The liners boiled their pastures:

The liners of flesh,

The Arctic steamers

 

Brains the size of a teacup

Mouths the size of a door

 

The sleek wolves

Mowers and reapers of sea kine.

THE GIANT TADPOLES

(Meat their algae)

Leapt

Like sheep or children.

Shot from the sea’s bore.

 

Turned and twisted

(Goya!!)

Flung blood and sperm.

Incense.

Gnashed at their tails and brothers

Cursed Christ of mammals,

Snapped at the sun,

Ran for the Sea’s floor.

 

Goya! Goya!

 

—Michael McClure

 

McClure mature.  He would have enjoyed the rhyme. 

The Chamber, dedicated to Kerouac, was included in McClure’s Of Indigo and Saffron: New and Selected Poems published in 2011.

 

The Chamber

for Jack Kerouac

 

IN LIGHT ROOM IN DARK HELL IN UMBER IN CHROME,

     I sit feeling the swell of the cloud made about by movement

 

                 of arm leg and tongue. In reflections of gold

           light. Tints and flashes of gold and amber spearing

                     and glinting. Blur glass…blue Glass,

 

             black telephone. Matchflame of violet and flesh

                 seen in the clear bright light. It is not night

 

                and night too. In Hell, there are stars outside.

            And long sounds of cars. Brown shadows on walls

                                       in the light

                           of the room. I sit or stand

 

                 wanting the huge reality of touch and love.

            In the turned room. Remember the long-ago dream

 

   of stuffed animals (owl, fox) in a dark shop. Wanting

             only the purity of clean colors and new shapes

                                     and feelings.

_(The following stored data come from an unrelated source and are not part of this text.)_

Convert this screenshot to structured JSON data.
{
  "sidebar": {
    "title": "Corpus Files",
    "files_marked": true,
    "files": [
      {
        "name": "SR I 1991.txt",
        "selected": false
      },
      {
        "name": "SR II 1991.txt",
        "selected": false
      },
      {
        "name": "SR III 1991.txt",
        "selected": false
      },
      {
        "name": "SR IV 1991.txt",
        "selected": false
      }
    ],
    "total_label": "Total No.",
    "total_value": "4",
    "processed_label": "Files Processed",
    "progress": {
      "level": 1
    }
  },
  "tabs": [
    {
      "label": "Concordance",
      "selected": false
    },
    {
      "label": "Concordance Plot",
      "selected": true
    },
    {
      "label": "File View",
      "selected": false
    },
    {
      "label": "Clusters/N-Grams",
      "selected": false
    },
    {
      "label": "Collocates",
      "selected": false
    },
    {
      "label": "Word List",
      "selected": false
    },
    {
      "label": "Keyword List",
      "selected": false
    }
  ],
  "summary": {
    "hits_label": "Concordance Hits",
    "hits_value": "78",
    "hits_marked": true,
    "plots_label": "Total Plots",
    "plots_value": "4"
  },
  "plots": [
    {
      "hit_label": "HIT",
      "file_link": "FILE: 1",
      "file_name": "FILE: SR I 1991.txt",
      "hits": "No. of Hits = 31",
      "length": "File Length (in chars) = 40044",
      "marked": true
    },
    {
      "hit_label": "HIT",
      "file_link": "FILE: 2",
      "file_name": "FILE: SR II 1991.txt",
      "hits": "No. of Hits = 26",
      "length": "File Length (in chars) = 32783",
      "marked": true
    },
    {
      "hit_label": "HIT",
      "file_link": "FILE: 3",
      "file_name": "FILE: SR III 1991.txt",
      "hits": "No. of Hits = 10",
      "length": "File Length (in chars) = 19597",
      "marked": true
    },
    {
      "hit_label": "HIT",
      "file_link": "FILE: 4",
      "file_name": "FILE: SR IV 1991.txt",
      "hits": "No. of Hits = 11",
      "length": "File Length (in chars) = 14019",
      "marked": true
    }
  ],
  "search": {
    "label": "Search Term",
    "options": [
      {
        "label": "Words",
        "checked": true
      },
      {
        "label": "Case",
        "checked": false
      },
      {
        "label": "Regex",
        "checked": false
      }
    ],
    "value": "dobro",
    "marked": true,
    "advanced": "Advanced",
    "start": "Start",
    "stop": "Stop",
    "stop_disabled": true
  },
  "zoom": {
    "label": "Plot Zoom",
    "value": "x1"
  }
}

                 I WOULD CRY FOR THEM USELESSLY

 

                   I have ten years left to worship my youth

                      Billy the Kid, Rimbaud, Jean Harlow

  IN DARK HELL IN LIGHT ROOM IN UMBER AND CHROME I

                                                                                            feel the swell of

smoke the drain and flow of motion of exhaustion, the long sounds of cars

                                                                                                     the brown shadows

on the wall. I sit or stand. Caught in the net of glints from corner table to

                                                                                                                       dull plane

from knob to floor, angles of flat light, daggers of beams. Staring at love’s face.

      The telephone in cataleptic light. Marchflames of blue and red seen in the

                                                                                                                            clear grain.

I see myself—ourselves—in Hell without radiance. Reflections that we are.

 

              The long cars make sounds and brown shadows over the wall.

 

                               I am real as you are real whom I speak to.

                   I raise my head, see over the edge of my nose. Look up

 

                    and see that nothing is changed. There is no flash

                            to my eyes. No change to the room.

 

    Vita Nuova—No! The dead, dead world.

                     The strain of desire is only a heroic gesture.

                       An agony to be so in pain without release

 

                             when love is a word or kiss.